OpenSky, the former celebrity-curated shopping site that rebuilt itself as an online bazaar for unbranded goods, has acquired the assets of online furniture retailer Dot & Bo, which went out of business in September.
As part of the deal, OpenSky has bought the Dot & Bo brand as well as assets like its customer and vendor lists. The assets were purchased from the restructuring firm Sherwood Partners for a few hundred thousand dollars, according to a person familiar with the deal. A Sherwood Partners spokesperson did not respond to a request for information about payouts to Dot & Bo’s creditors.
Dot & Bo was founded in 2013 with a focus on meshing content with commerce to help sell home furnishings and decor to a young customer base.
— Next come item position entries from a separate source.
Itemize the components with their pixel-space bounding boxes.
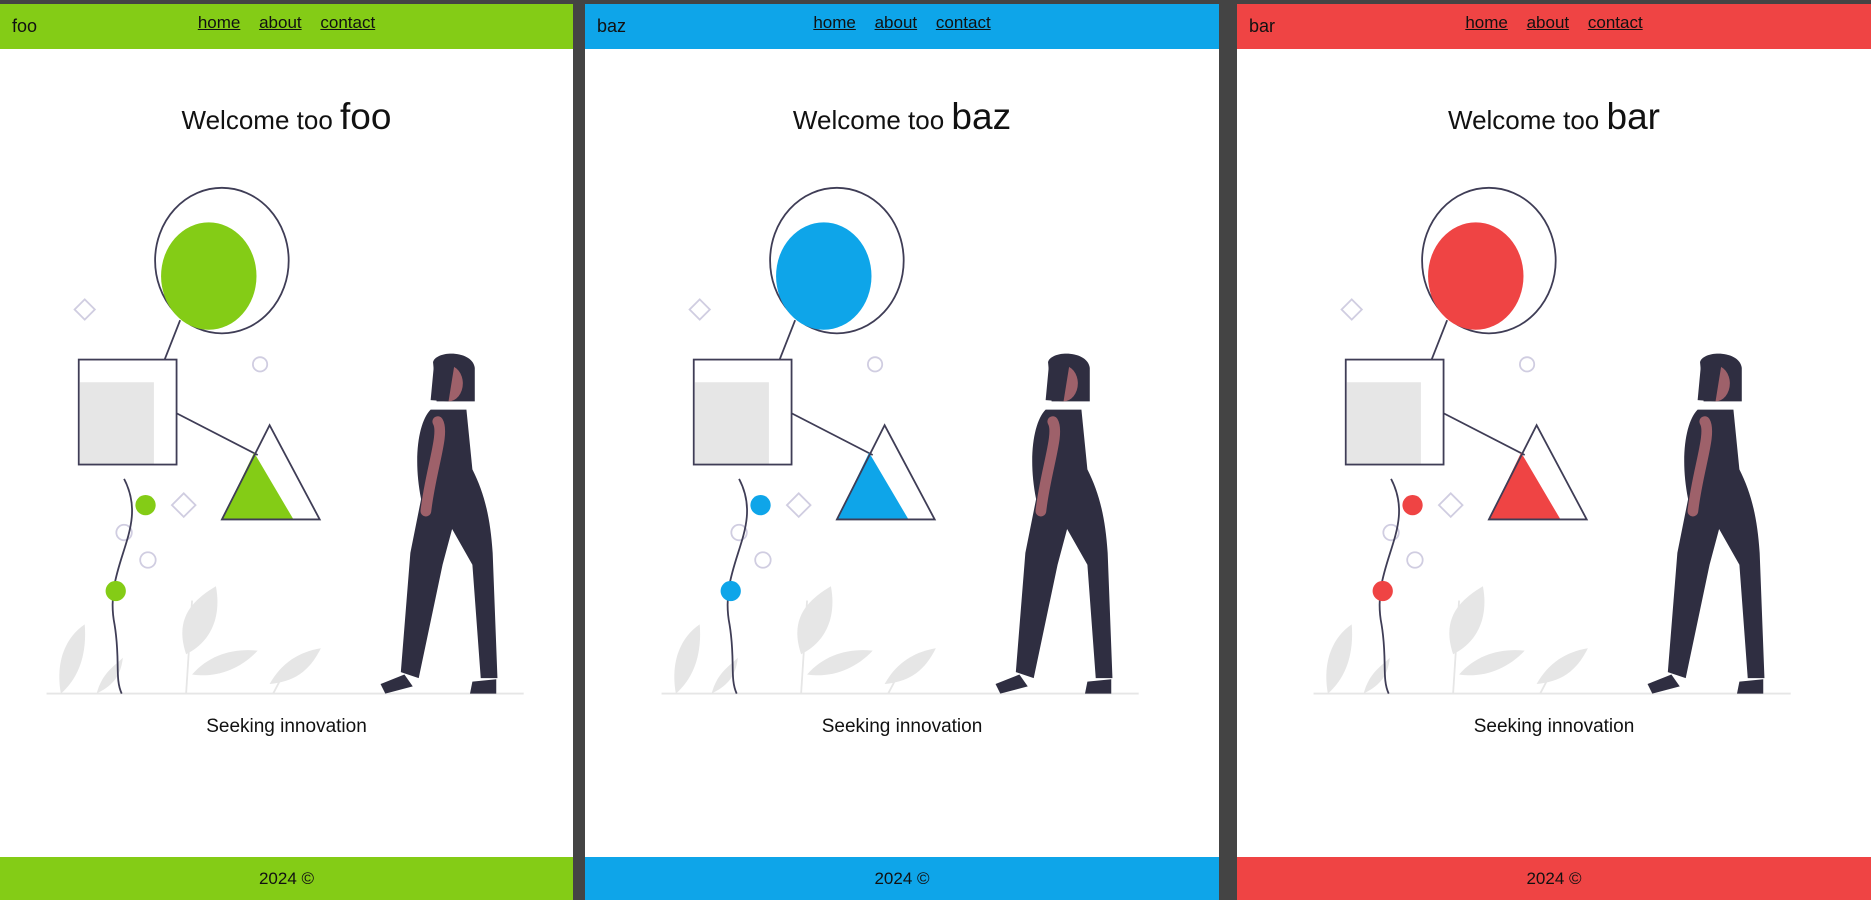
diamond-icon (1437, 492, 1464, 519)
tagline: Seeking innovation (821, 716, 983, 737)
woman-figure-icon (995, 353, 1113, 694)
site-preview-foo: foo home about contact Welcome too foo S… (0, 4, 573, 900)
tagline: Seeking innovation (1473, 716, 1635, 737)
nav-about-link[interactable]: about (875, 13, 918, 32)
leaf-icon (1536, 648, 1588, 685)
accent-circle-icon (1428, 222, 1524, 330)
welcome-heading: Welcome too baz (585, 96, 1219, 138)
site-header: bar home about contact (1237, 4, 1871, 49)
accent-triangle-icon (221, 452, 293, 520)
site-name: foo (340, 96, 392, 137)
welcome-text: Welcome too (792, 105, 945, 135)
site-footer: 2024 © (585, 857, 1219, 900)
woman-figure-icon (380, 353, 497, 694)
leaf-icon (58, 624, 85, 694)
walking-woman-illustration (661, 186, 1139, 695)
accent-triangle-icon (836, 452, 909, 520)
leaf-icon (1459, 650, 1525, 676)
site-footer: 2024 © (1237, 857, 1871, 900)
nav-home-link[interactable]: home (198, 13, 241, 32)
accent-circle-icon (160, 222, 256, 330)
welcome-heading: Welcome too bar (1237, 96, 1871, 138)
leaf-icon (1449, 586, 1485, 655)
site-preview-bar: bar home about contact Welcome too bar S… (1237, 4, 1871, 900)
main-nav: home about contact (1237, 13, 1871, 33)
diamond-icon (785, 492, 812, 519)
diamond-icon (1340, 298, 1364, 321)
nav-home-link[interactable]: home (813, 13, 856, 32)
leaf-icon (269, 648, 321, 685)
leaf-icon (674, 624, 701, 694)
leaf-icon (884, 648, 936, 685)
welcome-text: Welcome too (181, 105, 333, 135)
accent-circle-icon (776, 222, 872, 330)
nav-contact-link[interactable]: contact (320, 13, 375, 32)
copyright-text: 2024 © (1526, 869, 1582, 888)
site-name: bar (1606, 96, 1660, 137)
nav-contact-link[interactable]: contact (936, 13, 991, 32)
site-footer: 2024 © (0, 857, 573, 900)
diamond-icon (170, 492, 197, 519)
tagline: Seeking innovation (206, 716, 367, 737)
leaf-icon (181, 586, 217, 655)
site-name: baz (951, 96, 1012, 137)
nav-about-link[interactable]: about (259, 13, 302, 32)
main-nav: home about contact (0, 13, 573, 33)
nav-about-link[interactable]: about (1527, 13, 1570, 32)
leaf-icon (807, 650, 873, 676)
walking-woman-illustration (1313, 186, 1791, 695)
main-nav: home about contact (585, 13, 1219, 33)
accent-triangle-icon (1488, 452, 1561, 520)
diamond-icon (688, 298, 712, 321)
diamond-icon (72, 298, 96, 321)
nav-contact-link[interactable]: contact (1588, 13, 1643, 32)
nav-home-link[interactable]: home (1465, 13, 1508, 32)
site-header: foo home about contact (0, 4, 573, 49)
walking-woman-illustration (46, 186, 524, 695)
woman-figure-icon (1647, 353, 1765, 694)
leaf-icon (1326, 624, 1353, 694)
leaf-icon (191, 650, 258, 676)
leaf-icon (797, 586, 833, 655)
site-header: baz home about contact (585, 4, 1219, 49)
welcome-heading: Welcome too foo (0, 96, 573, 138)
copyright-text: 2024 © (874, 869, 930, 888)
site-preview-baz: baz home about contact Welcome too baz S… (585, 4, 1219, 900)
welcome-text: Welcome too (1448, 105, 1600, 135)
copyright-text: 2024 © (258, 869, 315, 888)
It raised $20 million in venture capital along the way, but shut down suddenly in late September. The Dot & Bo website is now back up and taking orders.
In an interview, OpenSky CEO John Caplan said the deal will help his company go deeper into the furniture category with the help of a brand that has some recognition in the industry. OpenSky’s product selection on its other sites, OpenSky.com and Storenvy.com, skews toward apparel and accessories.
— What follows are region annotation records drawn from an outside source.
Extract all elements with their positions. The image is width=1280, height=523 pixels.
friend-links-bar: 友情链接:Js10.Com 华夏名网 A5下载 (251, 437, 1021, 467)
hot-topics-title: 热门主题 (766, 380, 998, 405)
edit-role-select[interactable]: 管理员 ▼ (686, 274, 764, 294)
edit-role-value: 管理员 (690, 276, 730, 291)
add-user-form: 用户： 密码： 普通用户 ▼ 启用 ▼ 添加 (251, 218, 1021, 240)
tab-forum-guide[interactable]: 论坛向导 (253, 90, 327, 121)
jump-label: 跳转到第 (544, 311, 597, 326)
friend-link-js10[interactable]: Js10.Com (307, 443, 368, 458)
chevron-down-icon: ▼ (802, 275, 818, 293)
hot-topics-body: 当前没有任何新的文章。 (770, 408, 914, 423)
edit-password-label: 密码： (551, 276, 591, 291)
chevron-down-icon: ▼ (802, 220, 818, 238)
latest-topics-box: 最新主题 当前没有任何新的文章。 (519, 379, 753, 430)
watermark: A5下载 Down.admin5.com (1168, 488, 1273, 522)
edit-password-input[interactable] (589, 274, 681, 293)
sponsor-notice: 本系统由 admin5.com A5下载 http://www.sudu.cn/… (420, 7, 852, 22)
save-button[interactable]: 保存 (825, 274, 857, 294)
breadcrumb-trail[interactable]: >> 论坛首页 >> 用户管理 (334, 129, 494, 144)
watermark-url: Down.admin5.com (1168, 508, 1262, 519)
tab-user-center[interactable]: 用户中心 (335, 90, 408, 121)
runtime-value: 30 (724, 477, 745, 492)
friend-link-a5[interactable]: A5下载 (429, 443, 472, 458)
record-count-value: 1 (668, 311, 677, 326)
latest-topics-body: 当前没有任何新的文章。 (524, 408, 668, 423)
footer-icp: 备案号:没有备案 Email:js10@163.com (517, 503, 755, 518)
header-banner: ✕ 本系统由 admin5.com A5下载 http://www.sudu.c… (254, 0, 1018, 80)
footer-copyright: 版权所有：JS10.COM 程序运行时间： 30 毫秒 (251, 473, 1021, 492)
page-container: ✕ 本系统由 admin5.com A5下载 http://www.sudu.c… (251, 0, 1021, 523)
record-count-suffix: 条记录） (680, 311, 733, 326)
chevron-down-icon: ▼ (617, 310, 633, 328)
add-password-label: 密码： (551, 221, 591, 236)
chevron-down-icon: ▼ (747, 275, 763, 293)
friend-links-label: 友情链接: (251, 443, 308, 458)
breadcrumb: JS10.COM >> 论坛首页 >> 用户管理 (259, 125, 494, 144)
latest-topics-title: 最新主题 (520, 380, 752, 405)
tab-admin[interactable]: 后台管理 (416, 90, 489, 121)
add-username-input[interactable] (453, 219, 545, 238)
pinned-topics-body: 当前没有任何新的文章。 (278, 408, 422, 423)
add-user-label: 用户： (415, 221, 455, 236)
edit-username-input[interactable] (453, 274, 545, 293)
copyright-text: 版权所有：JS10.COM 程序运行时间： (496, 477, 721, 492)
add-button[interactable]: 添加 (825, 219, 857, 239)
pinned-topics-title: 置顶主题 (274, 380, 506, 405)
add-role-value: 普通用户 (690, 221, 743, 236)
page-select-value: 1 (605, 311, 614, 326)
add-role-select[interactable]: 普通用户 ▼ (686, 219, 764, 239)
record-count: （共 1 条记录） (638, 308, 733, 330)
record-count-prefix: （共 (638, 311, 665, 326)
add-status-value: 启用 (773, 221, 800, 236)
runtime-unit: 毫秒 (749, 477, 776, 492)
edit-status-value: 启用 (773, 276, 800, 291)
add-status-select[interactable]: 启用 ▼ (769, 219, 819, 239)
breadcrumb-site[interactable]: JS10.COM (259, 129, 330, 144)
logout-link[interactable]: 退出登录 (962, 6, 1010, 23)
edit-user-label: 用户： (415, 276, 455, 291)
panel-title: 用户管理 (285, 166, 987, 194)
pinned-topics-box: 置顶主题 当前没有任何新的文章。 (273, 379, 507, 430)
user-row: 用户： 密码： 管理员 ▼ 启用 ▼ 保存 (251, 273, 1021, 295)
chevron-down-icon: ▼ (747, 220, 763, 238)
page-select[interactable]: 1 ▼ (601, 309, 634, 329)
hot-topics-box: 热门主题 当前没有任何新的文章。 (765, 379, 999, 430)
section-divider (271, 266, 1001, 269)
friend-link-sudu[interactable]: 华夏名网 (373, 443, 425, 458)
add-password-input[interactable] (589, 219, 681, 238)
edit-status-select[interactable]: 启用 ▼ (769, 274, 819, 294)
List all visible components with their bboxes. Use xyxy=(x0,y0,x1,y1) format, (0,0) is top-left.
Still, the most interesting part of the deal to me isn’t that Dot & Bo is coming back to life or why OpenSky was interested in the deal. It’s that OpenSky is still around.
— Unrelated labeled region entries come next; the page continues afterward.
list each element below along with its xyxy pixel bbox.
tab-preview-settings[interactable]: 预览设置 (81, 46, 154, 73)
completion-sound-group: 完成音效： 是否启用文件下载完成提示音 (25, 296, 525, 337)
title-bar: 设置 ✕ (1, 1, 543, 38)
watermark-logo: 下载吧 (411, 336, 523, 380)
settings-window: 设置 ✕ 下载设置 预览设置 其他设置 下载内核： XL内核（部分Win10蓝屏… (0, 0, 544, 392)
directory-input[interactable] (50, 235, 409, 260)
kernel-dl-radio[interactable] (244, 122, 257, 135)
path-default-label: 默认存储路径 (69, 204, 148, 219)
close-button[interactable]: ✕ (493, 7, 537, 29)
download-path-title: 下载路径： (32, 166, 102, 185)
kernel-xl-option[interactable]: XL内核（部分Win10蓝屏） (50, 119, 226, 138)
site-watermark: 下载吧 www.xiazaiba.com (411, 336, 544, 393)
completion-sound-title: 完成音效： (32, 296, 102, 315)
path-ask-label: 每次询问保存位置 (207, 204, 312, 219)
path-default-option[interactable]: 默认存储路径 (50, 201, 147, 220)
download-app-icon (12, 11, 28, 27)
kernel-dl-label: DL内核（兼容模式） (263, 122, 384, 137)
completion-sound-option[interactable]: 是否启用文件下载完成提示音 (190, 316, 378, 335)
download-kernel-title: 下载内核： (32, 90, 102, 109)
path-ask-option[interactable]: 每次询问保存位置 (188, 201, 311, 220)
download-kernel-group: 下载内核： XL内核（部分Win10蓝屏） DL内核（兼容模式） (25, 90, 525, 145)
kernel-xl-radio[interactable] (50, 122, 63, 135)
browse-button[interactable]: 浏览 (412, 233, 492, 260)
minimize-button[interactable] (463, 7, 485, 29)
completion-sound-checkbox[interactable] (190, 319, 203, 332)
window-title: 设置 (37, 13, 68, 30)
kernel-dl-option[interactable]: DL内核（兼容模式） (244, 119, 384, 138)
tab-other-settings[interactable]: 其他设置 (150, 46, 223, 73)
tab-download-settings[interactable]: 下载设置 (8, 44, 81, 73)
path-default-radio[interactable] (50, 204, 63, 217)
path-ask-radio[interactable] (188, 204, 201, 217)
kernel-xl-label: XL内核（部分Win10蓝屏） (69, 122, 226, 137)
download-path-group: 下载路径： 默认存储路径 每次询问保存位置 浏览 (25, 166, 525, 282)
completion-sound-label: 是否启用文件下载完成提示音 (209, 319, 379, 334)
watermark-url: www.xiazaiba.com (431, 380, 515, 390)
The startup raised around $50 million in venture capital through 2011 but nearly went out of business in 2013 when its model of paying celebrities to curate product selections failed.
Since then, it has transformed itself into a marketplace for small businesses to sell affordable goods that don’t carry brand names. (Think of the type of unbranded stuff you might find from small merchants selling on Amazon, eBay or Wish.) Alibaba became a major shareholder in the company in 2015 when it sold its own small U.S. online marketplace to OpenSky.
OpenSky had under $2 million in revenue in 2014, Caplan said. In 2016, that number was up to about $40 million, with a large portion of sales still coming through email marketing, where the company has a customer list north of 10 million.
Caplan said the startup is now operating at break-even.